Supermassive Black Hole Rocketing Out of Distant Galaxy At 5 Million MPH (blastr.com)
The Bad Astronomer writes: Astronomers have found a supermassive black hole barreling out of its home galaxy at 5 million miles per hour. The 3 billion solar mass behemoth formed from the merger of two slightly smaller black holes after two galaxies collided and themselves merged. The resulting blast of gravitational waves is thought to have been asymmetric, causing a rocket effect which launched the resulting black hole away. It's currently 40,000 light years from the galaxy's core. Source: ESA/Hubble
Article found here: https://www.nasa.gov/feature/g...
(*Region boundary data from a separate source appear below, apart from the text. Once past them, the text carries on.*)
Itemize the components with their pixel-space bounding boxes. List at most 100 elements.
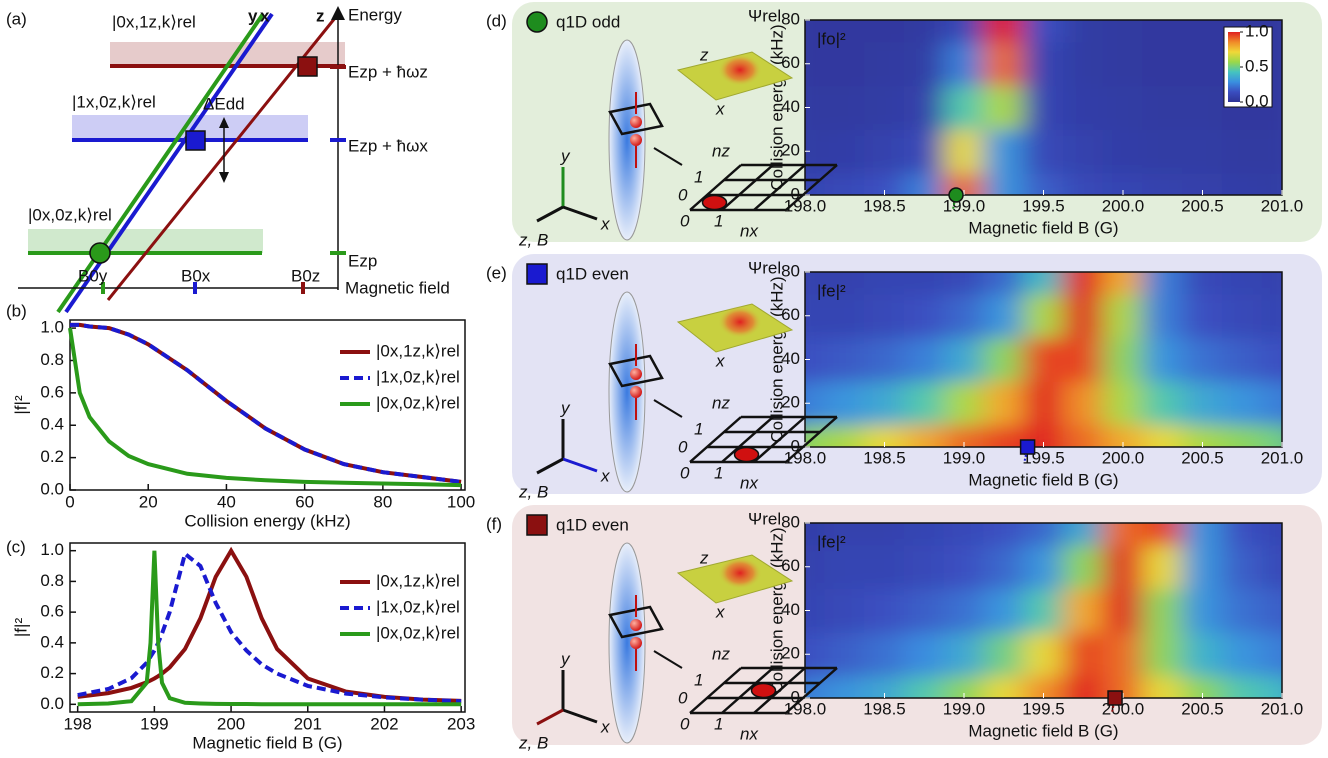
grid (753, 667, 806, 714)
heat-cell (824, 85, 866, 130)
state-label: |1x,0z,k⟩rel (72, 92, 156, 111)
legend-label: |1x,0z,k⟩rel (376, 597, 460, 616)
heat-cell (864, 380, 905, 426)
heat-cell (903, 424, 945, 447)
heat-cell (1182, 675, 1223, 698)
grid (785, 416, 838, 463)
atom (630, 368, 642, 380)
heat-cell (983, 293, 1025, 339)
heat-cell (864, 675, 905, 698)
grid-tick: 1 (694, 167, 703, 186)
heat-cell (983, 337, 1025, 382)
heat-cell (1023, 272, 1064, 295)
grid-tick: 0 (678, 437, 688, 456)
heat-cell (943, 523, 985, 546)
heat-cell (1102, 523, 1144, 546)
y-tick-label: 20 (781, 644, 800, 663)
heat-cell (805, 337, 826, 382)
heat-cell (1023, 41, 1064, 87)
heat-cell (1062, 631, 1104, 677)
heat-cell (1142, 631, 1184, 677)
heat-cell (1182, 85, 1223, 130)
heat-cell (943, 424, 985, 447)
level-label: Ezp (348, 251, 377, 270)
heat-cell (1182, 128, 1223, 174)
heat-cell (1182, 523, 1223, 546)
heat-cell (983, 523, 1025, 546)
heat-cell (1261, 631, 1282, 677)
x-tick-label: 198.5 (863, 196, 906, 215)
grid (689, 164, 742, 211)
heat-cell (1023, 631, 1064, 677)
heat-cell (1062, 588, 1104, 633)
x-tick-label: 198.5 (863, 448, 906, 467)
x-tick-label: 201.0 (1261, 699, 1304, 718)
heat-cell (864, 631, 905, 677)
x-tick-label: 199.5 (1022, 699, 1065, 718)
heat-cell (1102, 424, 1144, 447)
y-tick-label: 1.0 (40, 540, 64, 559)
heat-cell (824, 293, 866, 339)
field-label: B0z (291, 266, 320, 285)
heat-cell (943, 20, 985, 43)
heat-cell (805, 544, 826, 590)
grid-axis-label: nx (740, 473, 758, 492)
heat-cell (805, 20, 826, 43)
colorbar (1228, 32, 1240, 102)
heat-cell (943, 85, 985, 130)
heat-cell (943, 380, 985, 426)
panel-label: (d) (486, 11, 507, 30)
heat-cell (1261, 544, 1282, 590)
frame-axis (536, 457, 564, 475)
heat-cell (864, 85, 905, 130)
y-tick-label: 40 (781, 600, 800, 619)
line-label: y (248, 6, 258, 25)
frame-axis-label: z, B (518, 230, 548, 249)
heat-cell (1182, 293, 1223, 339)
heat-cell (1221, 544, 1263, 590)
x-tick-label: 199.0 (943, 699, 986, 718)
series-line (77, 550, 462, 704)
heat-cell (903, 20, 945, 43)
heat-cell (1102, 128, 1144, 174)
x-tick-label: 200.0 (1102, 196, 1145, 215)
surface-axis-label: z (699, 548, 709, 567)
heat-cell (1261, 128, 1282, 174)
heat-cell (1023, 128, 1064, 174)
heat-cell (864, 172, 905, 195)
heat-cell (903, 675, 945, 698)
heat-cell (943, 337, 985, 382)
heat-cell (1062, 20, 1104, 43)
heat-cell (805, 293, 826, 339)
x-tick-label: 199.5 (1022, 196, 1065, 215)
heat-cell (1221, 631, 1263, 677)
panel-title: q1D even (556, 264, 629, 283)
heatmap-cells (805, 272, 1282, 447)
heat-cell (805, 85, 826, 130)
y-axis-label: |f|² (11, 395, 30, 415)
y-tick-label: 80 (781, 9, 800, 28)
heat-cell (805, 523, 826, 546)
x-axis-label: Magnetic field B (G) (968, 470, 1118, 489)
grid-tick: 1 (714, 211, 723, 230)
heat-cell (824, 337, 866, 382)
legend-label: |0x,1z,k⟩rel (376, 341, 460, 360)
grid (721, 416, 774, 463)
heat-cell (1221, 588, 1263, 633)
panel-label: (c) (6, 537, 26, 556)
panel-label: (b) (6, 301, 27, 320)
marker (948, 187, 964, 203)
heat-cell (1182, 172, 1223, 195)
heat-cell (824, 424, 866, 447)
heat-cell (1142, 675, 1184, 698)
grid (753, 416, 806, 463)
heat-cell (1261, 588, 1282, 633)
heat-cell (824, 20, 866, 43)
state-label: |0x,1z,k⟩rel (112, 12, 196, 31)
heat-cell (943, 41, 985, 87)
heat-cell (983, 424, 1025, 447)
y-tick-label: 60 (781, 305, 800, 324)
colorbar-label: 1.0 (1245, 21, 1269, 40)
heat-cell (943, 675, 985, 698)
x-tick-label: 199 (140, 714, 168, 733)
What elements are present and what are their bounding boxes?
If builders built buildings the way programmers wrote programs, then the first woodpecker would destroy civilization.
currently 40,000 years ago.
Approximately 0.01c.
Some statistics that might help:
horizon radius | 8.86×10^12 meters
event horizon area | 9.86×10^26 m^2 (square meters)
surface gravity | 5070 m/s^2 (meters per second squared)
temperature | 2.057×10^-17 K (kelvins)
entropy | 1.303×10^73 J/K (joules per kelvin)
Relative velocity to speed of light = 5000000mph / 671000000mph = 0.00745c
Using Lorentz formula
T = 1.000027
Even at 5 million mph, it's still in first gear relative to the speed of light.